Ajoutons que l’on trouve un phénomène similaire au niveau judiciaire : la démence est l'un des facteurs parfois avancé par les prévenus et leurs avocats pour échapper à la sanction ou minimiser sa sévérité. Il n'est donc pas exclu de penser que l'auto-proclamation de la déviance puisse conférer à son auteur, même indépendamment de tout appel à une éventuelle folie, un privilège particulier qui l'immunise contre un éventuel rejet symbolique, rejet que traduirait l'absence de communications à son égard. Ainsi, dans la vie quotidienne, à une psychologisation ou sociologisation dénigrant un déviant (du type "c'est bien une femme" : cf. Papastamou, Mugny & Kaiser, 1980, p41) peut correspondre une auto-psychologisation ou auto-sociologisation amnistiante ("je parle en tant que femme"). En d’autres termes, si la possession de caractéristiques parfois dévaluées dans un groupe peut conduire à la stigmatisation (Crocker, Major & Steele, 1998) et, partant, à une exclusion des interactions (Elliott, Ziegler, Altman & Scott, 1982), nous pensons que la revendication de ces caractéristiques peut quant à elle empêcher cette stigmatisation. Nous faisons donc ici l’hypothèse qu’un déviant autoproclamé fera l’objet d’autant de communications que le déviant classique mis en scène par Schachter.

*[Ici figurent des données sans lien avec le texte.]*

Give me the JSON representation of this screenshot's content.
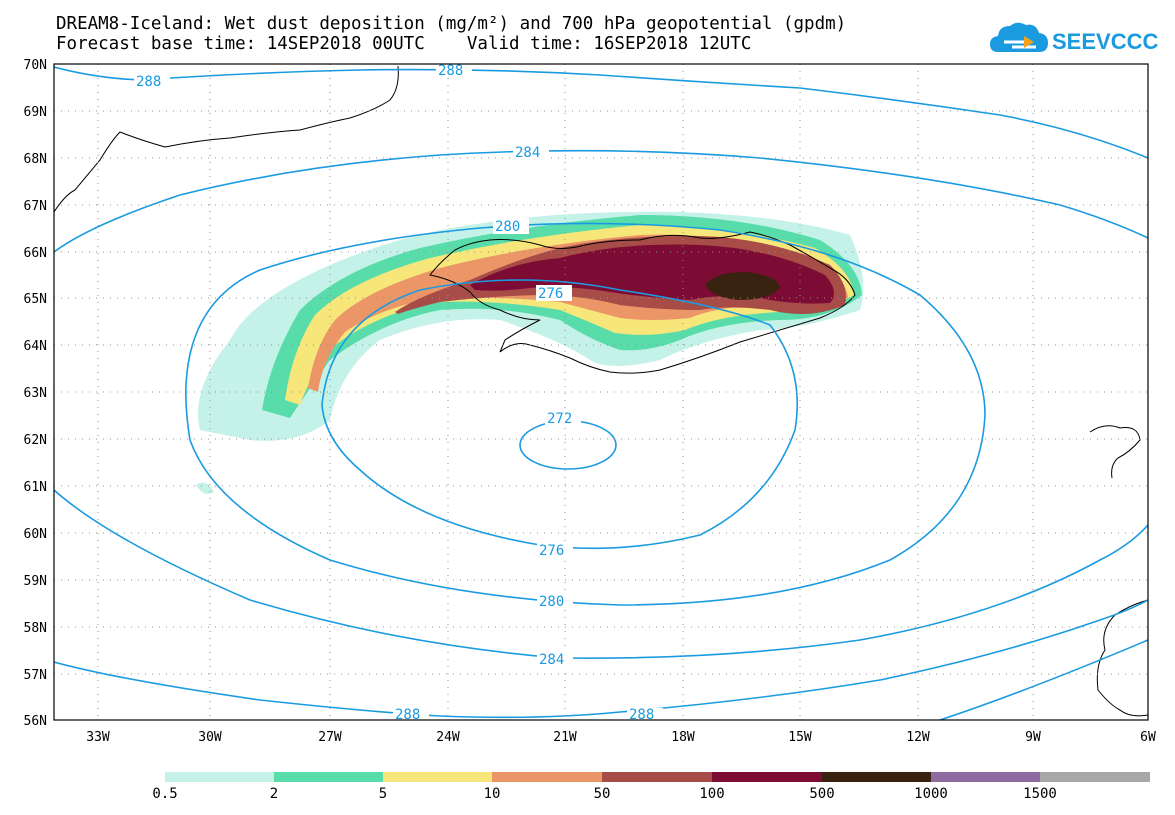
{
  "title_line1": "DREAM8-Iceland: Wet dust deposition (mg/m²) and 700 hPa geopotential (gpdm)",
  "title_line2": "Forecast base time: 14SEP2018 00UTC    Valid time: 16SEP2018 12UTC",
  "logo_text": "SEEVCCC",
  "lat_labels": [
    "70N",
    "69N",
    "68N",
    "67N",
    "66N",
    "65N",
    "64N",
    "63N",
    "62N",
    "61N",
    "60N",
    "59N",
    "58N",
    "57N",
    "56N"
  ],
  "lon_labels": [
    "33W",
    "30W",
    "27W",
    "24W",
    "21W",
    "18W",
    "15W",
    "12W",
    "9W",
    "6W"
  ],
  "contour_labels": [
    "288",
    "288",
    "284",
    "280",
    "276",
    "272",
    "276",
    "280",
    "284",
    "288",
    "288"
  ],
  "legend": {
    "labels": [
      "0.5",
      "2",
      "5",
      "10",
      "50",
      "100",
      "500",
      "1000",
      "1500"
    ],
    "colors": [
      "#c4f2e8",
      "#58dcaa",
      "#f7e77b",
      "#ec9668",
      "#a84c48",
      "#7d0c35",
      "#3a2210",
      "#8e6aa0",
      "#a8a8a8"
    ]
  },
  "colors": {
    "contour": "#1a9be0",
    "land": "#000000"
  }
}
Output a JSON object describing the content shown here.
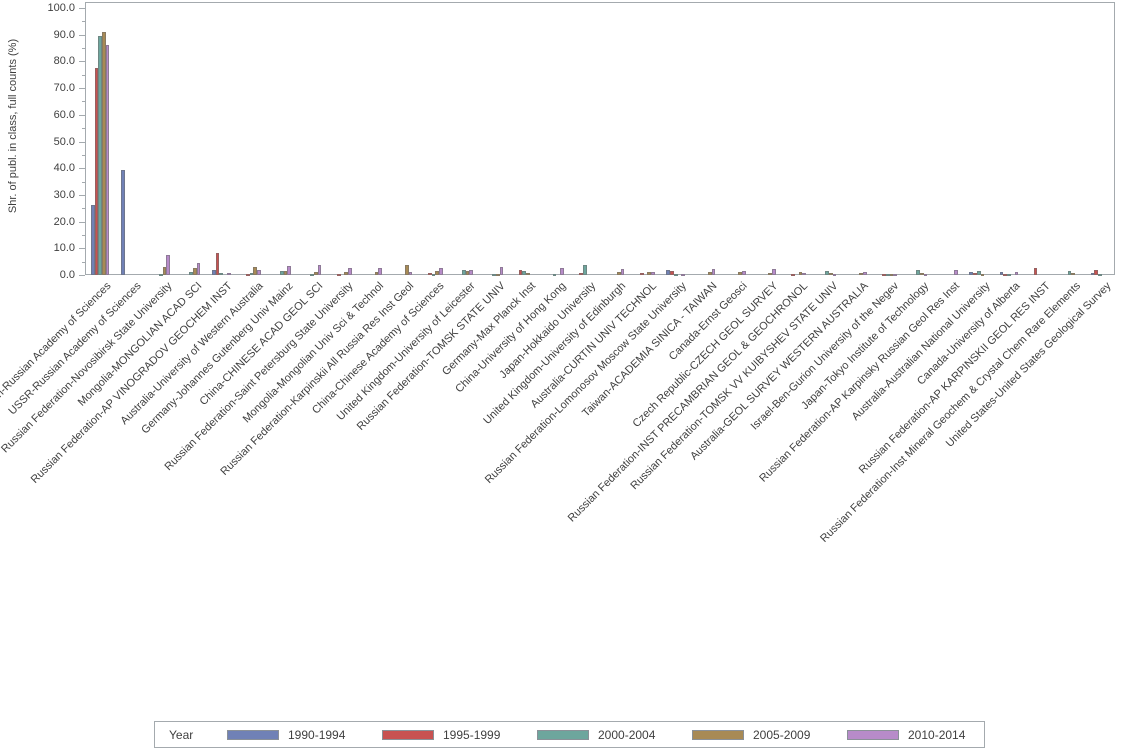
{
  "page": {
    "background": "#ffffff"
  },
  "chart_data": {
    "type": "bar",
    "title": "",
    "xlabel": "",
    "ylabel": "Shr. of publ. in class, full counts (%)",
    "ylim": [
      0,
      100
    ],
    "ytick_step": 10,
    "minor_tick_step": 5,
    "ytick_labels": [
      "0.0",
      "10.0",
      "20.0",
      "30.0",
      "40.0",
      "50.0",
      "60.0",
      "70.0",
      "80.0",
      "90.0",
      "100.0"
    ],
    "grid": false,
    "legend_title": "Year",
    "legend_position": "bottom",
    "categories": [
      "Russian Federation-Russian Academy of Sciences",
      "USSR-Russian Academy of Sciences",
      "Russian Federation-Novosibirsk State University",
      "Mongolia-MONGOLIAN ACAD SCI",
      "Russian Federation-AP VINOGRADOV GEOCHEM INST",
      "Australia-University of Western Australia",
      "Germany-Johannes Gutenberg Univ Mainz",
      "China-CHINESE ACAD GEOL SCI",
      "Russian Federation-Saint Petersburg State University",
      "Mongolia-Mongolian Univ Sci & Technol",
      "Russian Federation-Karpinskii All Russia Res Inst Geol",
      "China-Chinese Academy of Sciences",
      "United Kingdom-University of Leicester",
      "Russian Federation-TOMSK STATE UNIV",
      "Germany-Max Planck Inst",
      "China-University of Hong Kong",
      "Japan-Hokkaido University",
      "United Kingdom-University of Edinburgh",
      "Australia-CURTIN UNIV TECHNOL",
      "Russian Federation-Lomonosov Moscow State University",
      "Taiwan-ACADEMIA SINICA - TAIWAN",
      "Canada-Ernst Geosci",
      "Czech Republic-CZECH GEOL SURVEY",
      "Russian Federation-INST PRECAMBRIAN GEOL & GEOCHRONOL",
      "Russian Federation-TOMSK VV KUIBYSHEV STATE UNIV",
      "Australia-GEOL SURVEY WESTERN AUSTRALIA",
      "Israel-Ben-Gurion University of the Negev",
      "Japan-Tokyo Institute of Technology",
      "Russian Federation-AP Karpinsky Russian Geol Res Inst",
      "Australia-Australian National University",
      "Canada-University of Alberta",
      "Russian Federation-AP KARPINSKII GEOL RES INST",
      "Russian Federation-Inst Mineral Geochem & Crystal Chem Rare Elements",
      "United States-United States Geological Survey"
    ],
    "series": [
      {
        "name": "1990-1994",
        "color": "#7081b6",
        "values": [
          26.2,
          39.3,
          0,
          0,
          1.8,
          0,
          0,
          0,
          0,
          0,
          0,
          0,
          0,
          0,
          0,
          0,
          0,
          0,
          0,
          2.0,
          0,
          0,
          0,
          0,
          0,
          0,
          0,
          0,
          0,
          1.0,
          1.0,
          0,
          0,
          0.6
        ]
      },
      {
        "name": "1995-1999",
        "color": "#c85251",
        "values": [
          77.5,
          0,
          0,
          0,
          8.4,
          0.5,
          0,
          0,
          0.5,
          0,
          0,
          0.6,
          0,
          0,
          1.7,
          0,
          0.9,
          0,
          0.9,
          1.5,
          0,
          0,
          0,
          0.5,
          0,
          0,
          0.4,
          0,
          0,
          0.6,
          0.5,
          2.8,
          0,
          1.8
        ]
      },
      {
        "name": "2000-2004",
        "color": "#6da69d",
        "values": [
          89.5,
          0,
          0.3,
          1.3,
          0.8,
          0.8,
          1.5,
          0.3,
          0,
          0,
          0,
          0.4,
          2.0,
          0.2,
          1.5,
          0.3,
          3.6,
          0,
          0,
          0.3,
          0,
          0,
          0,
          0,
          1.5,
          0,
          0.5,
          1.8,
          0,
          1.5,
          0.3,
          0,
          1.6,
          0.5
        ]
      },
      {
        "name": "2005-2009",
        "color": "#a88a55",
        "values": [
          91.0,
          0,
          3.0,
          2.5,
          0,
          2.9,
          1.4,
          1.0,
          1.0,
          1.3,
          3.8,
          1.4,
          1.4,
          0.3,
          0.9,
          0,
          0,
          1.3,
          1.1,
          0,
          1.1,
          1.3,
          0.9,
          1.0,
          0.9,
          0.9,
          0.4,
          0.8,
          0,
          0.3,
          0,
          0,
          0.6,
          0
        ]
      },
      {
        "name": "2010-2014",
        "color": "#b78bc9",
        "values": [
          86.0,
          0,
          7.6,
          4.4,
          0.9,
          1.8,
          3.5,
          3.8,
          2.8,
          2.7,
          1.0,
          2.8,
          1.8,
          3.0,
          0,
          2.7,
          0,
          2.3,
          1.1,
          0.4,
          2.3,
          1.6,
          2.3,
          0.8,
          0.4,
          1.0,
          0.5,
          0.3,
          1.9,
          0,
          1.0,
          0,
          0,
          0
        ]
      }
    ]
  },
  "colors": {
    "frame": "#a4aaae",
    "text": "#3f3f3f",
    "background": "#ffffff"
  }
}
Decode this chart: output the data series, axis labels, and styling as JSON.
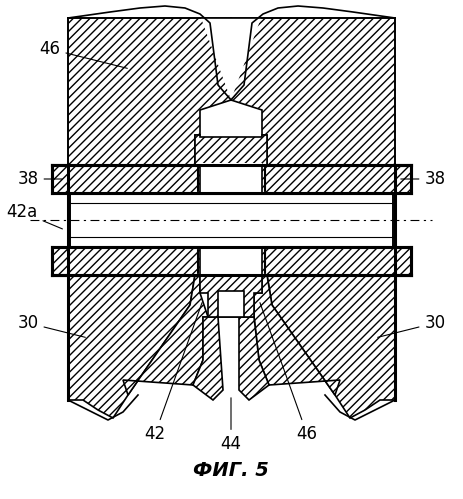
{
  "title": "ФИГ. 5",
  "bg_color": "#ffffff",
  "lc": "#000000",
  "lw": 1.2,
  "lw_thick": 2.2,
  "hatch": "////",
  "labels_fs": 12,
  "title_fs": 14
}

H2 : Nous nous attendons à ce que les pressions envers un déviant auto-déclaré soient constantes et importantes dans le temps.
Méthode
Population
Cinquante-trois étudiantes ont participé à cette étude. Elles furent recrutées, sur la base du volontariat, au moment de leur inscription universitaire, pour participer à une réunion de 30 minutes1 concernant le fonctionnement des études. L’ensemble de la population est ainsi constitué de 7 groupes comportant chacun 6 à 8 participants naïfs et 3 compères déviants.
Déroulement et opérationalisation des comportements déviants2
Chaque réunion était encadrée par deux expérimentateurs qui se présentaient comme travaillant pour l’université. Les expérimentateurs indiquaient qu'un projet de réforme était prévu et que l’université souhaitait connaître l'avis des nouveaux inscrits sur ce projet. Ce projet était censé avoir pour objectif d'éradiquer la baisse du niveau en français des étudiants, et proposait pour cela 3 mesures : 1) examen obligatoire au début de la 1ère année d’université avec éventuellement, selon le résultat obtenu, une réorientation vers une année de préparation différant l'inscription à l’université ; 2) instauration, pour tous, de 4 heures hebdomadaires de français durant 4 semestres ; 3) prise en compte, comme critère de notation complémentaire du maniement de la langue française (ce critère intervenant pour 50 % dans la note finale de chaque examen). Ces propositions permettaient donc d'envisager une opposition générale des étudiants à leur encontre (ce qui fut vérifié), et ainsi d'introduire des compères effectivement déviants ayant à leur disposition des arguments préalablement définis de manière standardisée.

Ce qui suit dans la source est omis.